The more unusual commercial mainstays come in the form of “strategic partnerships on specific verticals”. Konbini will create a complete branded platform, be it a website, Snapchat channel or Facebook Bot, and all the content for it. Coca-Cola, Netflix, Orange and Airbnb are among the clients to have dabbled in partnerships of this ilk.
For Airbnb, for example, it developed a website called ‘Secret Doors’ that allowed the user to discover cities based on recommendations from influencers Konbini knew were already liked by its audience. Airbnb reached 2.4 million people, beating the 1.8 million goal and achieved 110,000 page views, almost double the number it had set out to achieve.
“This is a high priority area,” said Chrisment. “We have a lot of ask on it.”
The final strand ripe for development is its full-service offering. Konbini is, Chrisment said, increasingly being asked to take on the role of a traditional advertising agency but right now is incredibly selective about the clients it can manage. Currently, the only one on its books is Orange France which hired the publisher to develop the branding and communications strategy underpinning it for a new service it was launching called Dedicated Us.
“We need to shift the way [advertisers] go after people and the way we get them to consider brands.
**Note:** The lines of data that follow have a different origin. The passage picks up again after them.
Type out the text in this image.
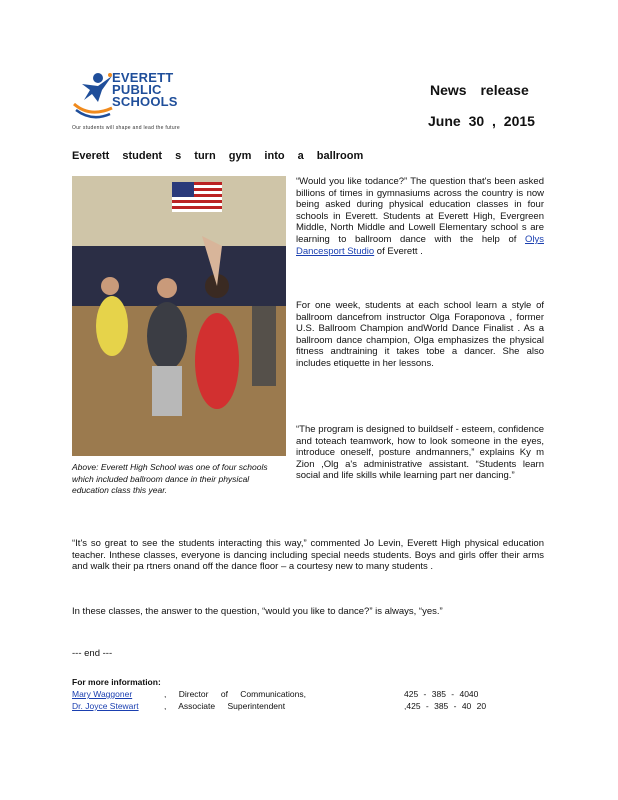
EVERETT
PUBLIC
SCHOOLS
Our students will shape and lead the future
News release
June 30 , 2015
Everett student s turn gym into a ballroom
Above: Everett High School was one of four schools which included ballroom dance in their physical education class this year.
“Would you like todance?” The question that's been asked billions of times in gymnasiums across the country is now being asked during physical education classes in four schools in Everett. Students at Everett High, Evergreen Middle, North Middle and Lowell Elementary school s are learning to ballroom dance with the help of Olys Dancesport Studio of Everett .
For one week, students at each school learn a style of ballroom dancefrom instructor Olga Foraponova , former U.S. Ballroom Champion andWorld Dance Finalist . As a ballroom dance champion, Olga emphasizes the physical fitness andtraining it takes tobe a dancer. She also includes etiquette in her lessons.
“The program is designed to buildself - esteem, confidence and toteach teamwork, how to look someone in the eyes, introduce oneself, posture andmanners,” explains Ky m Zion ,Olg a's administrative assistant. “Students learn social and life skills while learning part ner dancing.”
“It's so great to see the students interacting this way,” commented Jo Levin, Everett High physical education teacher. Inthese classes, everyone is dancing including special needs students. Boys and girls offer their arms and walk their pa rtners onand off the dance floor – a courtesy new to many students .
In these classes, the answer to the question, “would you like to dance?” is always, “yes.”
--- end ---
For more information:
Mary Waggoner	, Director of Communications,	425 - 385 - 4040
Dr. Joyce Stewart	, Associate Superintendent	,425 - 385 - 40 20
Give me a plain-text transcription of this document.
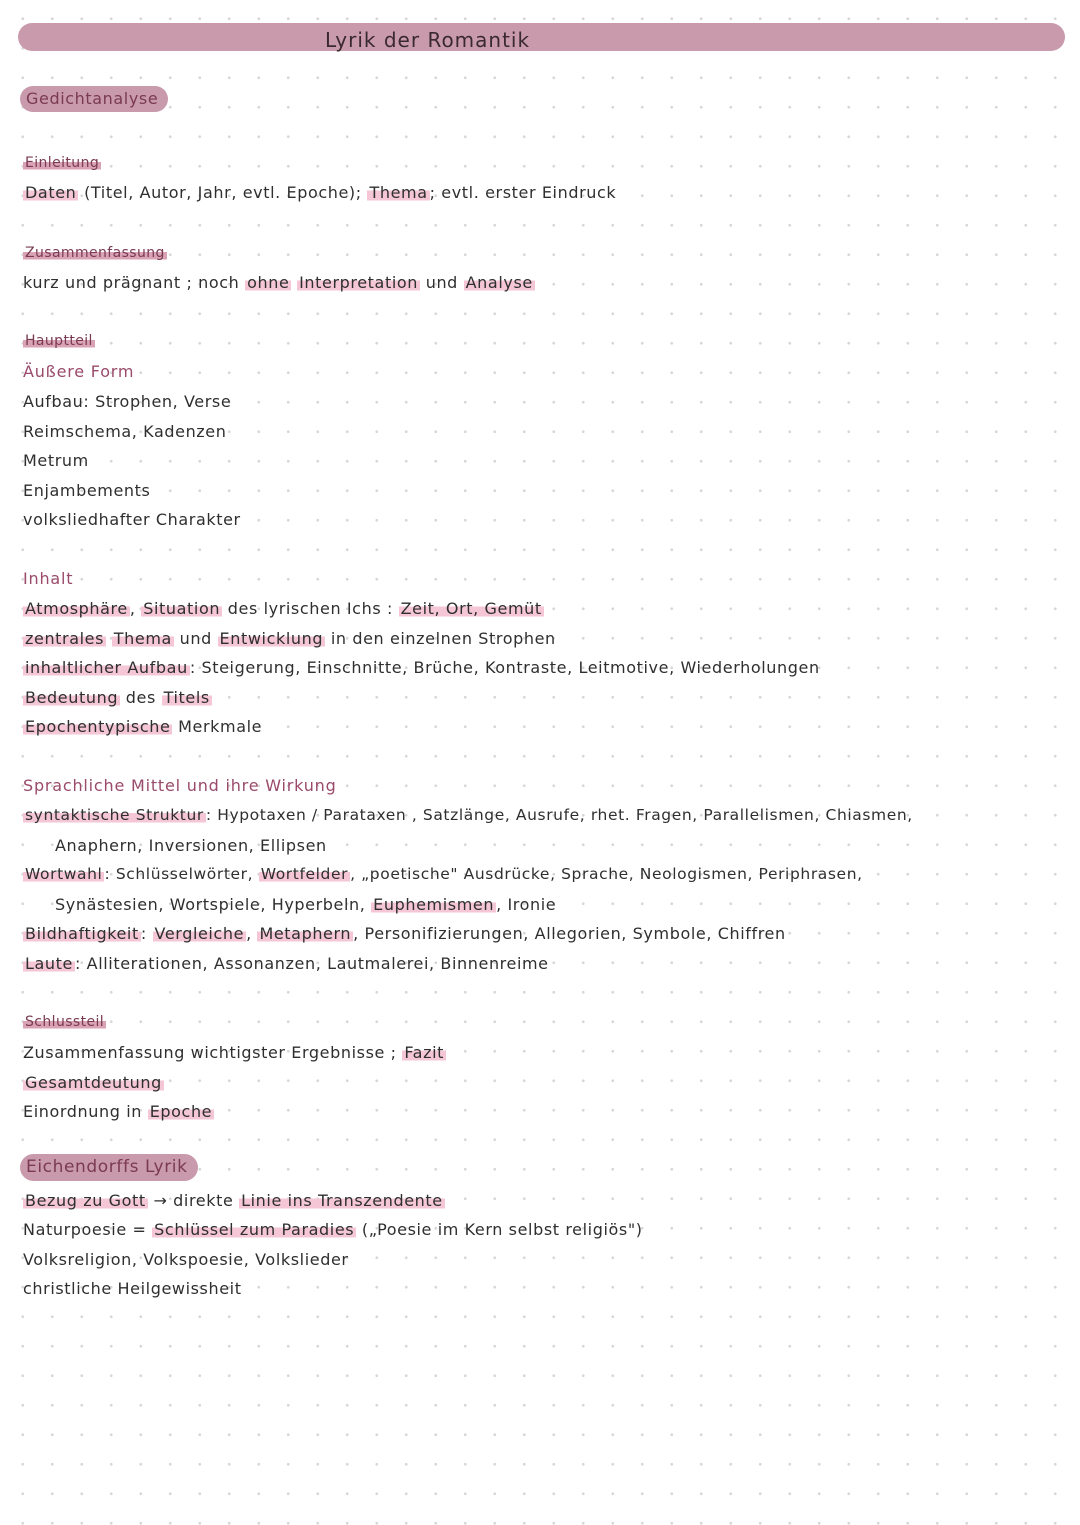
Lyrik der Romantik
Gedichtanalyse
Einleitung
Daten (Titel, Autor, Jahr, evtl. Epoche); Thema ; evtl. erster Eindruck
Zusammenfassung
kurz und prägnant ; noch ohne Interpretation und Analyse
Hauptteil
Äußere Form
Aufbau: Strophen, Verse
Reimschema, Kadenzen
Metrum
Enjambements
volksliedhafter Charakter
Inhalt
Atmosphäre , Situation des lyrischen Ichs : Zeit, Ort, Gemüt
zentrales Thema und Entwicklung in den einzelnen Strophen
inhaltlicher Aufbau : Steigerung, Einschnitte, Brüche, Kontraste, Leitmotive, Wiederholungen
Bedeutung des Titels
Epochentypische Merkmale
Sprachliche Mittel und ihre Wirkung
syntaktische Struktur : Hypotaxen / Parataxen , Satzlänge, Ausrufe, rhet. Fragen, Parallelismen, Chiasmen,
Anaphern, Inversionen, Ellipsen
Wortwahl : Schlüsselwörter, Wortfelder , „poetische" Ausdrücke, Sprache, Neologismen, Periphrasen,
Synästesien, Wortspiele, Hyperbeln, Euphemismen , Ironie
Bildhaftigkeit : Vergleiche , Metaphern , Personifizierungen, Allegorien, Symbole, Chiffren
Laute : Alliterationen, Assonanzen, Lautmalerei, Binnenreime
Schlussteil
Zusammenfassung wichtigster Ergebnisse ; Fazit
Gesamtdeutung
Einordnung in Epoche
Eichendorffs Lyrik
Bezug zu Gott → direkte Linie ins Transzendente
Naturpoesie = Schlüssel zum Paradies („Poesie im Kern selbst religiös")
Volksreligion, Volkspoesie, Volkslieder
christliche Heilgewissheit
And it has to start with what people are interested in; listening to their passion points and giving them content to engage on it,” Chrisment explained, pointing to the success Nescafe saw in Nigeria as proof that “entering and addressing passion points of the youth, the brand can be reconsidered”.
“This is really the approach and traditional advertising agencies haven’t been doing this," he added. "They’ve been developing campaigns and messages around offers but not areas of conversations for brands to play in. We’re doing this and maybe this is where the tension ends.”
Given how editorial bleeds into commercial content, it has inevitably raised questions of ethics and independence. On this issue, Chrisment said: "People in the news industry and journalism question this; saying you’re doing informational news linked to a brand so are you still independent? Brands are providers of content and stories as well – this matters. There are many examples of brands transforming to media publishers.”
Chrisment pointed to his peers in FMCG marketing, former Mondelez execs Bonin Bough and Dana Anderson, as being at the forefront in pushing the idea that branded content can be as interesting, entertaining and engaging as a film on Netflix or YouTube video. It all boils down to being relevant.
“We’ve offering a radically new approach to brand promotion and really leveraging quality, on trend content that creates relationships with millennials. We’re not doing ‘Five things…’ or ‘Grumpy Cats’ that bring a lot of impressions but have no impact. We’re entering a long-term relationships and having a greater impact on people’s lives.”
On the subject of measurement, Christment is open on the fact that Konbini could be doing more. He wants the publisher to be a “leader” in the way it impacts a client’s commercial objectives and give more back than empty numbers vaguely linked to impressions or reach.
“Current methodologies are not enough,” he said. “We need to demonstrate what goes beyond reach and impressions. We can reach and engage but then we see the long-tail impact which travels much further as they react and share and to demonstrate it further and how it impacts sales and purchase behaviour.”
To do that, it is on the brink of inking a landmark deal with a measurement firm (he declined to reveal which) that will develop a set of KPIs to better measure the performance of promoted content and native advertising.